Julian scans the crowd for Maddalena and finds her in the back row, behind the loud and fidgety Dellucci teenagers. Antonio talks with Buzzy Fisher on the other side of the room, but Maddalena sits alone in the aisle seat with her head down and her hands in her lap. As Julian approaches, he sees that her eyes are closed.
She wears a dark dress and a hat, with a half veil that conceals her eyes. In her fingers she clutches a rosary and one of Rosa’s funeral cards, on which is printed the poem Julian helped compose. She has regained most of the weight she lost after a month in the hospital—eight days unconscious, twenty to recover—and now looks much as she did when she first came to visit him. But she is not the same woman he knew in February. She no longer shows much interest in geography or the newspaper. The few times he visited the Grassos this summer, she talked mainly of her own health and the progress of Prima, and though Julian understood this, he could not help but feel—how can he put it?—unnecessary around her. He has sat across the table from her and thought, I have not survived a threat to my life. I have no child. What is my love story compared to yours?
He lays his hand on her shoulder. “Wake up, Signora,” he says, gently. “You’re late for work.”
“O Dio,” she says. She straightens her back and looks nervously around.

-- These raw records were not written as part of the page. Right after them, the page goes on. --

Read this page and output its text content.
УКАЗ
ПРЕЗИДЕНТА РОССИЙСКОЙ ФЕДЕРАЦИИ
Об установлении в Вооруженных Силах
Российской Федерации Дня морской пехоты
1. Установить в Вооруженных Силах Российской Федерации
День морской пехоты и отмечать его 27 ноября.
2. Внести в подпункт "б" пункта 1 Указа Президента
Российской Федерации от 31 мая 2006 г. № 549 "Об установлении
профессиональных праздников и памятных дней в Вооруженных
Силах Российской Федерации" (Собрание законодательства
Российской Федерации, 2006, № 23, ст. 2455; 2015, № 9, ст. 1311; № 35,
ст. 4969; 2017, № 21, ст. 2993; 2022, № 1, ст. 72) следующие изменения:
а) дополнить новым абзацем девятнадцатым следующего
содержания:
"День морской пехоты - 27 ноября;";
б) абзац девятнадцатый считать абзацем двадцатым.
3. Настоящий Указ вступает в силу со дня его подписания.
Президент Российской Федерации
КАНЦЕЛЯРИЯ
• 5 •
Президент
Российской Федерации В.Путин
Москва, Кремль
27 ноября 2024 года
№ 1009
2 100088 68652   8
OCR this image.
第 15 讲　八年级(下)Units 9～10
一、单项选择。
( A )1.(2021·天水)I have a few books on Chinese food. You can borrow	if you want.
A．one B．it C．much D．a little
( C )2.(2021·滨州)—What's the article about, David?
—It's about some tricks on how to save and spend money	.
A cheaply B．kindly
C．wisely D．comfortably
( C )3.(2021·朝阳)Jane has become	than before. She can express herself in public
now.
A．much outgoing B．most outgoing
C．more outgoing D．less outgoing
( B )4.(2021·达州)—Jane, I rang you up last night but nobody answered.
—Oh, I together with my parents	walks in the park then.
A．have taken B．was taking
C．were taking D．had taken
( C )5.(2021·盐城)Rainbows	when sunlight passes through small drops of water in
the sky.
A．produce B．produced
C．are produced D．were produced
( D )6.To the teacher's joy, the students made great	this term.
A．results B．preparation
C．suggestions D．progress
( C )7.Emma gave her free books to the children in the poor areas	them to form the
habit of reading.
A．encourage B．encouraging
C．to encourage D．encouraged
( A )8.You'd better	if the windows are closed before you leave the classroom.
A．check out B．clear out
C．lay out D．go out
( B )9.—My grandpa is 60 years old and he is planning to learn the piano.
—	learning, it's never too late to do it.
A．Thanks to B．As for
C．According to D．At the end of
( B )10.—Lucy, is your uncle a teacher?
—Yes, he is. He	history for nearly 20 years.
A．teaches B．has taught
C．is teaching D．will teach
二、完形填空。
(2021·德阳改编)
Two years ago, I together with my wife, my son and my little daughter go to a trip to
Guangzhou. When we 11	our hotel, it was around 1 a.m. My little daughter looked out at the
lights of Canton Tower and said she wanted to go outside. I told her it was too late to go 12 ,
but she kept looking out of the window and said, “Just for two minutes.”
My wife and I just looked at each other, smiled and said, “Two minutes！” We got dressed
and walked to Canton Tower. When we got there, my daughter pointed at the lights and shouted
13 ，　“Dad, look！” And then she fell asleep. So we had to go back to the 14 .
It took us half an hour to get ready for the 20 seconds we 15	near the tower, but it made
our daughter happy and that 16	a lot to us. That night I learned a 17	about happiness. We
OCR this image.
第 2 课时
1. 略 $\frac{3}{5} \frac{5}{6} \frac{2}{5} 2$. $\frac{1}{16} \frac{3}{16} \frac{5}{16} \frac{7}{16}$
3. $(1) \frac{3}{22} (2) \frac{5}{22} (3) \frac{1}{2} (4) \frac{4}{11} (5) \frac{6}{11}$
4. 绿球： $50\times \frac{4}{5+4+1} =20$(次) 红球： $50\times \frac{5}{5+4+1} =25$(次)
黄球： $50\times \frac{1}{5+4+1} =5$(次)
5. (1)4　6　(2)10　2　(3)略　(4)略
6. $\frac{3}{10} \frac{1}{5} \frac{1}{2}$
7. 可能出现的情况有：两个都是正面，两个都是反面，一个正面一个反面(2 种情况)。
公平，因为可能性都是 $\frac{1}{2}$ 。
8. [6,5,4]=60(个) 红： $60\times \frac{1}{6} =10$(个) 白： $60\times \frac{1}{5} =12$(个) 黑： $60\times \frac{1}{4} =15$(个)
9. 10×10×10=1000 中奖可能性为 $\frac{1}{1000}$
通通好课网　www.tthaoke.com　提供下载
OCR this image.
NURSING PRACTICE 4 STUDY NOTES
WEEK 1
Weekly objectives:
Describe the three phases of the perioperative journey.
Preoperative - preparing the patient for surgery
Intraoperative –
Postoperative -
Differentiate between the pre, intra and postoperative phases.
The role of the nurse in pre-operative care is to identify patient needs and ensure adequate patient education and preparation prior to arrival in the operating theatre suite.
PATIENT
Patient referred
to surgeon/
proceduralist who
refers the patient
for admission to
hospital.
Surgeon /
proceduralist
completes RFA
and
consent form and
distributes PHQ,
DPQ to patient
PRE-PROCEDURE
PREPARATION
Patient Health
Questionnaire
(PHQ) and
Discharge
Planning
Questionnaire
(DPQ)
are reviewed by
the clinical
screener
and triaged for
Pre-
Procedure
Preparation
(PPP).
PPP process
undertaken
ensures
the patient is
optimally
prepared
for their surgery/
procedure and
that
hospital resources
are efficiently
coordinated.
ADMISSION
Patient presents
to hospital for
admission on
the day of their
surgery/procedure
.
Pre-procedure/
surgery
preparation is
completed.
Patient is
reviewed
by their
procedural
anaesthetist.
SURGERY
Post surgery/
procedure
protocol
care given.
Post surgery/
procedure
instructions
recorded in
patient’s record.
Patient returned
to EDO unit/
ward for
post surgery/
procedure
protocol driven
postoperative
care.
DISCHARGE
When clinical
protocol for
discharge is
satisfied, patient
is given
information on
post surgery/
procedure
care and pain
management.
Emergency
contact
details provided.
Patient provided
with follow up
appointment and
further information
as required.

“Don’t worry,” says Julian, smiling. “Nobody saw.” He crouches in the aisle as a little boy runs past. “You remember our little joke, I hope.”
“Of course,” she says.
Most of the color has returned to her face, and she has gained weight. “How are you feeling tonight?”
“No pain, thanks to God,” she says. “Just—I’m so tired. The headaches don’t let me sleep.”
“Why don’t you go home?”
She glances at Antonio. “Respect,” she says. “Mamma and Ida left two hours ago, but since six o’clock we’ve been here. I haven’t seen Prima since this morning.” Her eyes brighten. “You wouldn’t recognize her, Julian—what a little cicciotta she is.”
Four months after her birth, Prima remains in the care of the nurses at Wilmington Hospital. Maddalena visits her every morning, stays through midafternoon, and returns in the evening. For a few hours she is allowed to hold her baby, triple-wrapped in blankets to keep her warm, but then the nurses return her to her incubator or give her oxygen or some other treatment to strengthen her. In Prima’s short life, she has undergone a blood transfusion and more injections than Maddalena can remember. She has gained weight, then lost it, then regained it again; her lungs have fully developed; she has battled and overcome infections, and bleeding in her brain. Still, the doctors want to wait before they release her. September 1, they say, is a possibility. Two weeks from tomorrow. “We’ll throw a little party to welcome her,” Maddalena says. “You’ll come, yes?”
 
; “How could I miss such a happy day?” says Julian.
When the family in front of Rosa’s casket moves to one side, exposing her body for a moment, Maddalena turns sharply away. “I never look,” she says, and grips her rosary. “I don’t even get close. She can hear my prayers from here.”
I miss you, Julian wants to say. Instead he folds his arms. “Helen tells me an Irish viewing is very different,” he says. “But she won’t go to one since her husband’s. She doesn’t believe in them.”
Maddalena nods. She rarely asks about Helen, so he doesn’t press. And yet he needs Maddalena to read her mind, to interpret the signs she’s sending him and keep him from making mistakes. Julian does not even know what to call Helen, this woman who is certainly more than a friend, but not by much. All the many terms—sweetheart, baby, steady, dolly, fidanzata, innamorata— seem too young or too old, too serious or not serious enough.
Maddalena leans in and whispers, “What did you think of the invitations?”
“Invitations?”
“To come here.”
“There were invitations?” Julian asks, loudly. The woman next to Maddalena shoots him a look.